While her organisation has been pursuing a more sustainable way of doing business for the past decade, including setting science-based climate targets, Sheret says the work is ongoing. Current areas of focus include revising the organisation’s travel policy and guidance, developing their supplier engagement and establishing investment priorities for the next five years to ensure the company can meet its carbon reduction targets.

‘Our employees are also very passionate about our commitment to change and contribute extensively to our working groups, focused on improving our approach to everything including how we engage with our suppliers, how we manage food and waste, and our digital footprint’, she says.

Measure by measure

For private practice firms, any change in values also needs leadership buy in, with Hamzah noting that internal presentations on ways to reduce the firm’s carbon footprint are aimed more at partners. ‘A lot of our younger lawyers are [already] into it’, she says, adding that younger lawyers will move firms if they don’t feel their employer has strong ESG values.

Clayton Utz emphasises its carbon neutrality in recruitment, says Taylor, and publishes its third-party audited GHG report on its website as well as details of carbon offsets purchased. But, says Taylor, ‘it’s not just about buying offsets – we actually want to reduce our own footprint. The biggest hurdle is travel, but the pandemic has really helped us with that’. She envisages a permanent reduction in the firm’s work travel in the future, but not as low as it has been during the Covid-19 pandemic.

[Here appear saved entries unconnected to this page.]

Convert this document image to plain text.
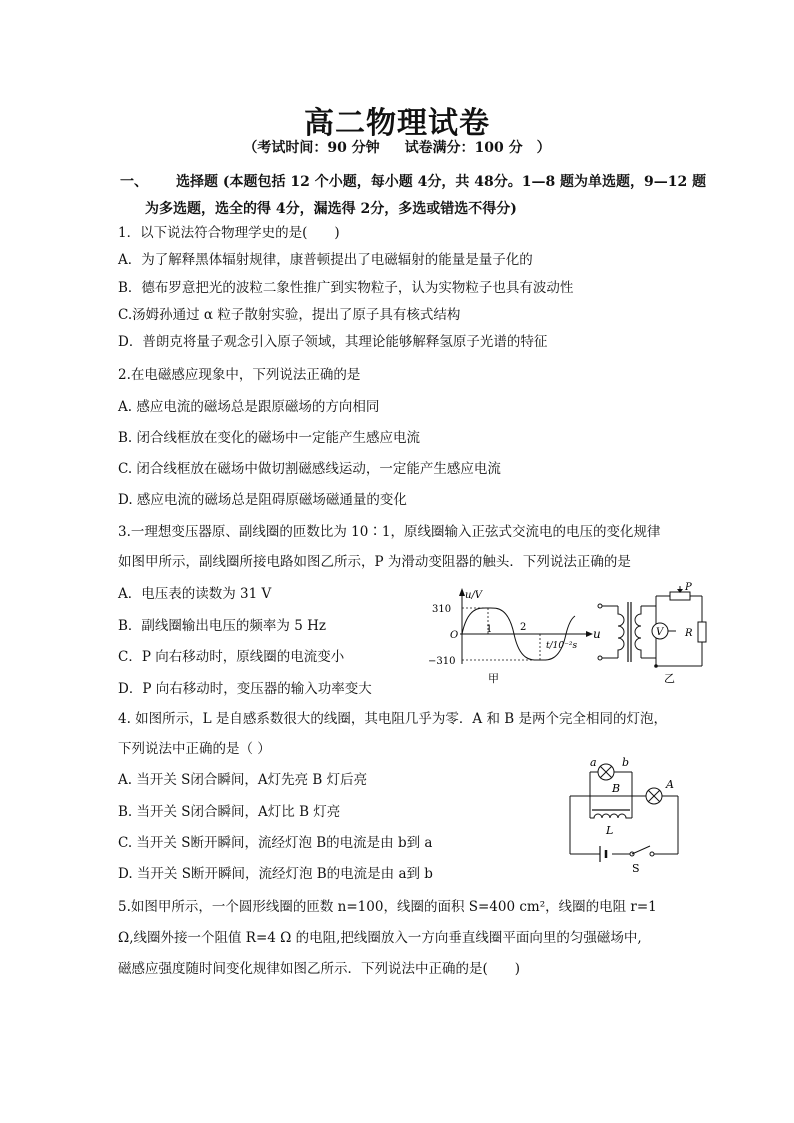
高二物理试卷
（考试时间：90 分钟 试卷满分：100 分　）
一、 选择题 (本题包括 12 个小题，每小题 4分，共 48分。1—8 题为单选题，9—12 题
为多选题，选全的得 4分，漏选得 2分，多选或错选不得分)
1．以下说法符合物理学史的是(　　)
A．为了解释黑体辐射规律，康普顿提出了电磁辐射的能量是量子化的
B．德布罗意把光的波粒二象性推广到实物粒子，认为实物粒子也具有波动性
C.汤姆孙通过 α 粒子散射实验，提出了原子具有核式结构
D．普朗克将量子观念引入原子领域，其理论能够解释氢原子光谱的特征
2.在电磁感应现象中，下列说法正确的是
A. 感应电流的磁场总是跟原磁场的方向相同
B. 闭合线框放在变化的磁场中一定能产生感应电流
C. 闭合线框放在磁场中做切割磁感线运动，一定能产生感应电流
D. 感应电流的磁场总是阻碍原磁场磁通量的变化
3.一理想变压器原、副线圈的匝数比为 10∶1，原线圈输入正弦式交流电的电压的变化规律
如图甲所示，副线圈所接电路如图乙所示，P 为滑动变阻器的触头．下列说法正确的是
A．电压表的读数为 31 V
B．副线圈输出电压的频率为 5 Hz
C．P 向右移动时，原线圈的电流变小
D．P 向右移动时，变压器的输入功率变大
u/V
310
O
−310
1	2
t/10⁻²s
甲
u
P
V R
乙
4. 如图所示，L 是自感系数很大的线圈，其电阻几乎为零．A 和 B 是两个完全相同的灯泡，
下列说法中正确的是（ ）
A. 当开关 S闭合瞬间，A灯先亮 B 灯后亮
B. 当开关 S闭合瞬间，A灯比 B 灯亮
C. 当开关 S断开瞬间，流经灯泡 B的电流是由 b到 a
D. 当开关 S断开瞬间，流经灯泡 B的电流是由 a到 b	S
a b
B
L
A
5.如图甲所示，一个圆形线圈的匝数 n=100，线圈的面积 S=400 cm²，线圈的电阻 r=1
Ω,线圈外接一个阻值 R=4 Ω 的电阻,把线圈放入一方向垂直线圈平面向里的匀强磁场中,
磁感应强度随时间变化规律如图乙所示．下列说法中正确的是(　　)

‘Clayton Utz has always been mindful of our social licence to operate, which is increasingly relevant as a selection criterion for service providers to the government sector, both state and federal, for whom we do a large amount of work’, Taylor says.

DeMarco also sees Resilient’s net zero pledge as important for recruitment – and says her firm will be ‘net carbon negative’ by the end of 2021. Measures taken include reduced travel, the purchase of emission removal units and increased home working. ‘The brightest and best millennials coming into the marketplace expect that’, she says of that flexibility.

While larger law firms, such as those in the Magic Circle, have led the way, it takes longer to trickle down to small and mid-sized firms, says Hamzah. Mayo too says that law firms are slow to change, but that the Covid-19 pandemic has shown the opportunities from embracing it.

‘New generations of young lawyers all over the world are demanding it in every aspect of the practice, and firms will lose out on top talent if they don’t think seriously about these issues and respond accordingly’, Mayo adds.

‘We need to put the same level of creativity toward these issues internally as we do for our clients’, she says. ‘I expect new lawyers will continue to demand that law firms focus on issues including climate change, environmental and social justice and flexibility – and they will expect accountability for any big promises firms may make.’